When to Run Statistical Functions in Parallel

Why Run in Parallel?

The main reason to run statistical computations in parallel is to gain speed, meaning to reduce the execution time of your program or functions. Factors Affecting Speed discusses the main items affecting the speed of programs or functions. Factors Affecting Results discusses details that can cause a parallel run to give different results than a serial run.

Note

Some Statistics and Machine Learning Toolbox™ functions have built-in parallel computing capabilities. See Quick Start Parallel Computing for Statistics and Machine Learning Toolbox. You can also use any Statistics and Machine Learning Toolbox functions with Parallel Computing Toolbox™ functions such as parfor loops. To decide when to call functions in parallel, consider the factors affecting speed and results.

Factors Affecting Speed

Some factors that can affect the speed of execution of parallel processing are:

  • Parallel environment setup. It takes time to run parpool to begin computing in parallel. If your computation is fast, the setup time can exceed any time saved by computing in parallel.

  • Parallel overhead. There is overhead in communication and coordination when running in parallel. If function evaluations are fast, this overhead could be an appreciable part of the total computation time. Thus, solving a problem in parallel can be slower than solving the problem serially. For an example, see Improving Optimization Performance with Parallel Computing in MATLAB® Digest, March 2009.
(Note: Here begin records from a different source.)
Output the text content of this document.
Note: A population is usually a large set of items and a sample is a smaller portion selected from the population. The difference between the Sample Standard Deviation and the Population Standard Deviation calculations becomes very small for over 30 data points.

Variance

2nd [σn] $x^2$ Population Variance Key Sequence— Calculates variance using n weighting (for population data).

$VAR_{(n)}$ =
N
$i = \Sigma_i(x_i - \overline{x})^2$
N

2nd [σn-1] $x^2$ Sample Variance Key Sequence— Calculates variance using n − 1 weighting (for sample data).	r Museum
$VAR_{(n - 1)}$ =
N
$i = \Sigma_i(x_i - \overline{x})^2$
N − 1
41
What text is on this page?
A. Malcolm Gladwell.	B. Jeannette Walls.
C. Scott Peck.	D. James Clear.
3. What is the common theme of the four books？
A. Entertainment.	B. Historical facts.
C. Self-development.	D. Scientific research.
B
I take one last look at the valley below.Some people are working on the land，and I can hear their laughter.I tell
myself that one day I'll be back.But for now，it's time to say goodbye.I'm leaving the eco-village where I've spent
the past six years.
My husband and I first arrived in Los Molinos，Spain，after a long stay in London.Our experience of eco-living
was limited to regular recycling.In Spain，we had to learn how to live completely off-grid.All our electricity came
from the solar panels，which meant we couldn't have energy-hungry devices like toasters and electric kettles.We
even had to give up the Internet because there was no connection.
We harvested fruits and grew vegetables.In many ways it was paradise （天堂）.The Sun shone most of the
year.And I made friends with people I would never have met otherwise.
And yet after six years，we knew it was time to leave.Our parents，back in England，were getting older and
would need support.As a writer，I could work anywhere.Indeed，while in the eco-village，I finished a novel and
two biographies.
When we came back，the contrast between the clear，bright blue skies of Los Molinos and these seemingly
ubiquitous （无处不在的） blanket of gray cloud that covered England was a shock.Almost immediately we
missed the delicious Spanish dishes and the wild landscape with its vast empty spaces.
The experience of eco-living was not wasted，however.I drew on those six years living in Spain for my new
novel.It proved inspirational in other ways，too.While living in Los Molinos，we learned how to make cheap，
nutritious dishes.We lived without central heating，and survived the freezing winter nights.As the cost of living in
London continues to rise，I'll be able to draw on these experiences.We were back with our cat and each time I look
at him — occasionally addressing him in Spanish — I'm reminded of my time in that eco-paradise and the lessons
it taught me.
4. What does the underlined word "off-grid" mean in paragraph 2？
  • No nested parfor loops. This is described in Working with parfor. parfor does not work in parallel when called from within another parfor loop. If you have programmed your custom functions to take advantage of parallel processing, the limitation of no nested parfor loops can cause a parallel function to run slower than expected.

  • When executing serially, parfor loops run slightly slower than for loops.

  • Passing parameters. Parameters are automatically passed to worker sessions during the execution of parallel computations. If there are many parameters, or they take a large amount of memory, passing parameters can slow the execution of your computation.

  • Contention for resources: network and computing. If the pool of workers has low bandwidth or high latency, parallel computation can be slow.

Factors Affecting Results

Some factors can affect results when using parallel processing. You might need to adjust your code to run in parallel, for example, you need independent loops and the workers must be able to access the variables. Some important factors are:

  • Persistent or global variables. If any functions use persistent or global variables, these variables can take different values on different worker processors. The body of a parfor loop cannot contain global or persistent variable declarations.

  • Accessing external files. The order of computations is not guaranteed during parallel processing, so external files can be accessed in unpredictable order, leading to unpredictable results. Furthermore, if multiple processors try to read an external file simultaneously, the file can become locked, leading to a read error, and halting function execution.

  • Noncomputational functions, such as input, plot, and keyboard, can behave badly when used in your custom functions. Do not use these functions in a parfor loop, because they can cause a worker to become nonresponsive, since it is waiting for input.

  • parfor does not allow break or return statements.

  • The random numbers you use can affect the results of your computations. See Reproducibility in Parallel Statistical Computations.

For advice on converting for loops to use parfor, see Parallel for-Loops (parfor) (Parallel Computing Toolbox).